ある年の1月③

少しずつ、吾輩自身のふがいなさを感じてきた。

 

 

 

 

 「ニンゲン」どものねぐらで過ごすことにした。もちろん、吾輩の希望ではない。「ニンゲン」どもがここにいろと言うからだ。だが、外に出ようとする気持にもならない。

 

 

 

 

 

 この「ユキ」だ。あまりの量に恐怖を覚えた。これまで生きてきて吾輩は怖いものが無かった。にもかかわらずだ。「ニンゲン」どもが見ている四角いものの中にいる「ニンゲン」は「トンデモナイオオユキダ」と言っている。

 

 

 

 

 

 

 ねぐらの外の「ユキ」はどんどん増えている。若いころだったらどうだっただろうか。そんなもの知るかと今まで通り外にいただろう。ここ最近体力も落ちている。それはわかる。
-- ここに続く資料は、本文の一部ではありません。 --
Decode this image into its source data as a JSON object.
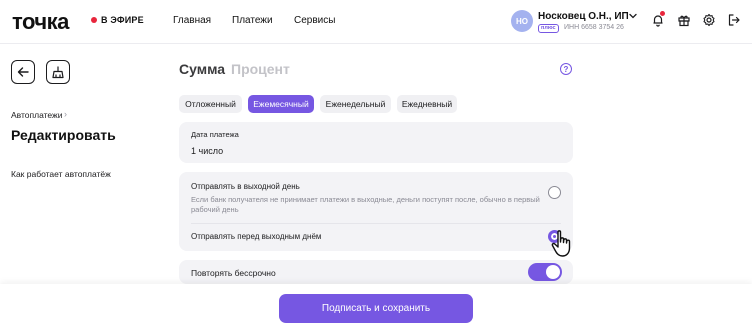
{
  "header": {
    "logo": "точка",
    "live_label": "В ЭФИРЕ",
    "nav": [
      "Главная",
      "Платежи",
      "Сервисы"
    ],
    "user": {
      "initials": "НО",
      "name": "Носковец О.Н., ИП",
      "badge": "плюс",
      "inn": "ИНН 6658 3754 26"
    },
    "icons": [
      "bell-icon",
      "gift-icon",
      "gear-icon",
      "exit-icon"
    ],
    "accent_color": "#7657e2",
    "notif_color": "#e8263c"
  },
  "sidebar": {
    "breadcrumb": "Автоплатежи",
    "title": "Редактировать",
    "help_link": "Как работает автоплатёж"
  },
  "main": {
    "mode_tabs": {
      "active": "Сумма",
      "inactive": "Процент"
    },
    "help": "?",
    "period_chips": [
      "Отложенный",
      "Ежемесячный",
      "Еженедельный",
      "Ежедневный"
    ],
    "selected_period": "Ежемесячный",
    "date": {
      "label": "Дата платежа",
      "value": "1 число"
    },
    "send_options": {
      "option1": {
        "title": "Отправлять в выходной день",
        "description": "Если банк получателя не принимает платежи в выходные, деньги поступят после, обычно в первый рабочий день",
        "selected": false
      },
      "option2": {
        "title": "Отправлять перед выходным днём",
        "selected": true
      }
    },
    "repeat": {
      "label": "Повторять бессрочно",
      "on": true
    }
  },
  "footer": {
    "submit_label": "Подписать и сохранить"
  }
}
吾輩は馬鹿ではない。

 

 

 

 「ニンゲン」の庇護を受けている奴らを心の底から軽蔑していたのだが、まさか吾輩が「ニンゲン」どもの庇護を受けることになろうとはな。

 

 

 

 吾輩は世話になりたくて、このねぐらにいるわけではない。「ニンゲン」どもかここにいろと言うからいてやってるだけだ。

 

 

 

 それに今は外に出ても食い物などあるわけない。ここには食い物もあるし、なぜかよく解からないが暖かい。この「ユキ」が無くなるまで、ここにいるとしよう。